Wednesday, October 29, 2014

Tried & True by Mary Connealy: Youngest Wilde Sister Not So Wild

Tried and True (Wild at Heart, #1)"Women can and do, Mr. Masterson. I'm living proof that there are women serving right there alongside the men."

It's rare for me to dedicate days to reading a book and then me not like it, but that's what happened this time. We have a terrific premise here. A brilliant idea. Three sisters, all posing as men and homesteading land after they fought in the American Civil War. The plan is to make this huge family ranch to honor their dead brother. The puppetmaster in all this is their controlling father.
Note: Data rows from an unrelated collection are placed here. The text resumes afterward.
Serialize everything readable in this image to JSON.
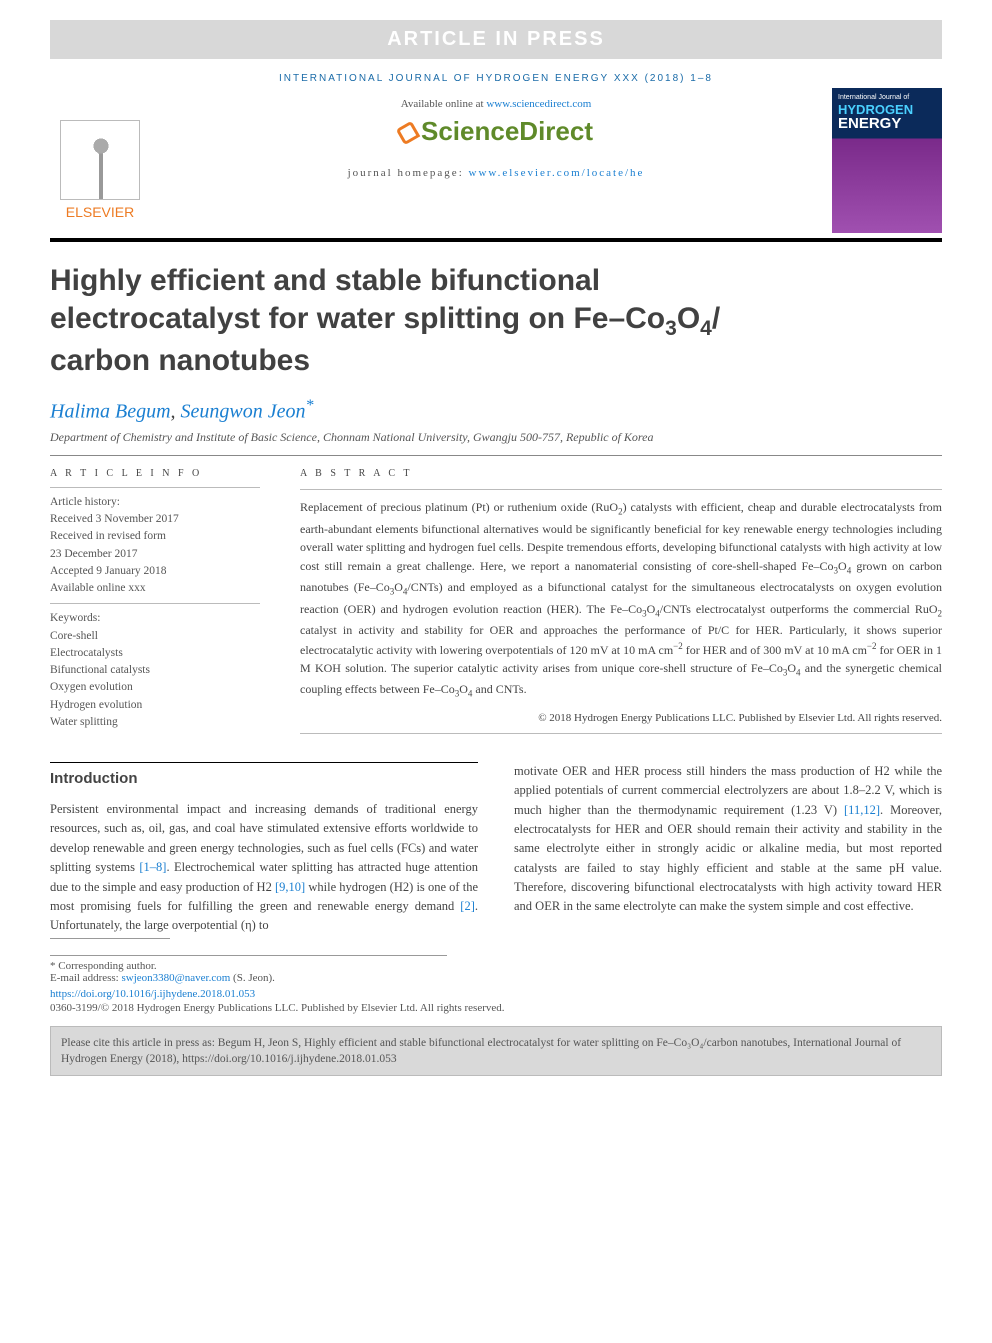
{
  "banner": "ARTICLE IN PRESS",
  "journal_header": "INTERNATIONAL JOURNAL OF HYDROGEN ENERGY XXX (2018) 1–8",
  "available": {
    "pre": "Available online at ",
    "url": "www.sciencedirect.com"
  },
  "sd_brand": "ScienceDirect",
  "homepage": {
    "pre": "journal homepage: ",
    "url": "www.elsevier.com/locate/he"
  },
  "elsevier_brand": "ELSEVIER",
  "cover": {
    "line1": "International Journal of",
    "line2": "HYDROGEN",
    "line3": "ENERGY"
  },
  "title_parts": {
    "l1": "Highly efficient and stable bifunctional",
    "l2a": "electrocatalyst for water splitting on Fe–Co",
    "l2b": "3",
    "l2c": "O",
    "l2d": "4",
    "l2e": "/",
    "l3": "carbon nanotubes"
  },
  "authors": {
    "a1": "Halima Begum",
    "sep": ", ",
    "a2": "Seungwon Jeon",
    "star": "*"
  },
  "affiliation": "Department of Chemistry and Institute of Basic Science, Chonnam National University, Gwangju 500-757, Republic of Korea",
  "info_label": "A R T I C L E   I N F O",
  "history_label": "Article history:",
  "history": [
    "Received 3 November 2017",
    "Received in revised form",
    "23 December 2017",
    "Accepted 9 January 2018",
    "Available online xxx"
  ],
  "keywords_label": "Keywords:",
  "keywords": [
    "Core-shell",
    "Electrocatalysts",
    "Bifunctional catalysts",
    "Oxygen evolution",
    "Hydrogen evolution",
    "Water splitting"
  ],
  "abstract_label": "A B S T R A C T",
  "abstract_html": "Replacement of precious platinum (Pt) or ruthenium oxide (RuO<span class='abs-sub'>2</span>) catalysts with efficient, cheap and durable electrocatalysts from earth-abundant elements bifunctional alternatives would be significantly beneficial for key renewable energy technologies including overall water splitting and hydrogen fuel cells. Despite tremendous efforts, developing bifunctional catalysts with high activity at low cost still remain a great challenge. Here, we report a nanomaterial consisting of core-shell-shaped Fe–Co<span class='abs-sub'>3</span>O<span class='abs-sub'>4</span> grown on carbon nanotubes (Fe–Co<span class='abs-sub'>3</span>O<span class='abs-sub'>4</span>/CNTs) and employed as a bifunctional catalyst for the simultaneous electrocatalysts on oxygen evolution reaction (OER) and hydrogen evolution reaction (HER). The Fe–Co<span class='abs-sub'>3</span>O<span class='abs-sub'>4</span>/CNTs electrocatalyst outperforms the commercial RuO<span class='abs-sub'>2</span> catalyst in activity and stability for OER and approaches the performance of Pt/C for HER. Particularly, it shows superior electrocatalytic activity with lowering overpotentials of 120 mV at 10 mA cm<span class='abs-sup'>−2</span> for HER and of 300 mV at 10 mA cm<span class='abs-sup'>−2</span> for OER in 1 M KOH solution. The superior catalytic activity arises from unique core-shell structure of Fe–Co<span class='abs-sub'>3</span>O<span class='abs-sub'>4</span> and the synergetic chemical coupling effects between Fe–Co<span class='abs-sub'>3</span>O<span class='abs-sub'>4</span> and CNTs.",
  "abs_copyright": "© 2018 Hydrogen Energy Publications LLC. Published by Elsevier Ltd. All rights reserved.",
  "section": "Introduction",
  "col1_html": "Persistent environmental impact and increasing demands of traditional energy resources, such as, oil, gas, and coal have stimulated extensive efforts worldwide to develop renewable and green energy technologies, such as fuel cells (FCs) and water splitting systems <span class='ref'>[1–8]</span>. Electrochemical water splitting has attracted huge attention due to the simple and easy production of H<span class='abs-sub'>2</span> <span class='ref'>[9,10]</span> while hydrogen (H<span class='abs-sub'>2</span>) is one of the most promising fuels for fulfilling the green and renewable energy demand <span class='ref'>[2]</span>. Unfortunately, the large overpotential (η) to",
  "col2_html": "motivate OER and HER process still hinders the mass production of H<span class='abs-sub'>2</span> while the applied potentials of current commercial electrolyzers are about 1.8–2.2 V, which is much higher than the thermodynamic requirement (1.23 V) <span class='ref'>[11,12]</span>. Moreover, electrocatalysts for HER and OER should remain their activity and stability in the same electrolyte either in strongly acidic or alkaline media, but most reported catalysts are failed to stay highly efficient and stable at the same pH value. Therefore, discovering bifunctional electrocatalysts with high activity toward HER and OER in the same electrolyte can make the system simple and cost effective.",
  "corr": {
    "label": "* Corresponding author.",
    "em_label": "E-mail address: ",
    "email": "swjeon3380@naver.com",
    "suffix": " (S. Jeon)."
  },
  "doi": "https://doi.org/10.1016/j.ijhydene.2018.01.053",
  "issn": "0360-3199/© 2018 Hydrogen Energy Publications LLC. Published by Elsevier Ltd. All rights reserved.",
  "cite_box": "Please cite this article in press as: Begum H, Jeon S, Highly efficient and stable bifunctional electrocatalyst for water splitting on Fe–Co₃O₄/carbon nanotubes, International Journal of Hydrogen Energy (2018), https://doi.org/10.1016/j.ijhydene.2018.01.053",
  "colors": {
    "banner_bg": "#d8d8d8",
    "banner_fg": "#ffffff",
    "link": "#1a7fd1",
    "sd_green": "#5f8a2a",
    "elsevier_orange": "#ed7b23",
    "cover_top": "#0b2a5a",
    "cover_bottom": "#a050b0",
    "text": "#444444"
  },
  "typography": {
    "title_fontsize": 30,
    "author_fontsize": 20,
    "body_fontsize": 12.5,
    "abstract_fontsize": 12,
    "meta_fontsize": 11.5
  }
}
It sounds exciting. But I don't much care for this sister, the youngest one, Kylie. She's a total wuss. I'm all for dressing up and going to tea parties. Heck, yea. I believe in being as tough as a man but never forgetting you're a woman and embrace that femininity...but this Kylie got on my nerves so bad. She's a slacker. She makes others do the work for her. First it's her sisters, then it's her husband. She doesn't want to build her own dang house or even fight her own dang battles.

He could fight with Pa all the time, so she wouldn't have to.

Aaron had started building, Kylie had helped very little. Aaron never once scolded her for not grabbing an ax and hacking down a tree...

She also gives up too easy. And frankly, none of these actions of hers fit with her her original characterization. This is a woman who spied during the war? Seriously?

So complaint two, the characterization is inconsistent.

Complaint three: the story repeats so much. The narrative tells us the same thing over and over. It will tell us about her treacherous situation on the roof and a few sentences later, it tells us again in different words. The dialogue, same thing. People repeat their stories over and over or say the same thing they just said a few paragraphs ago.

And my last complaint...frankly I think their Civil War service/stories sound a lot more exciting than this. The story here was of people trying to scare Kylie off her land, land she doesn't want anyway. There are some fire arrows and some snakes. And a man always rushing in to save her (see complaint one again). I'd rather read about spying during the war and whatever these sisters went through. Even some flashbacks would have livened this up, perhaps helped with Kylie's weak character.

I actually got so irritated and bored and tired of the repetition, I quit at 80%. I could see where the tale was going. I already knew whodunnit, and Kylie's character was only getting worse. This one simply wasn't for me.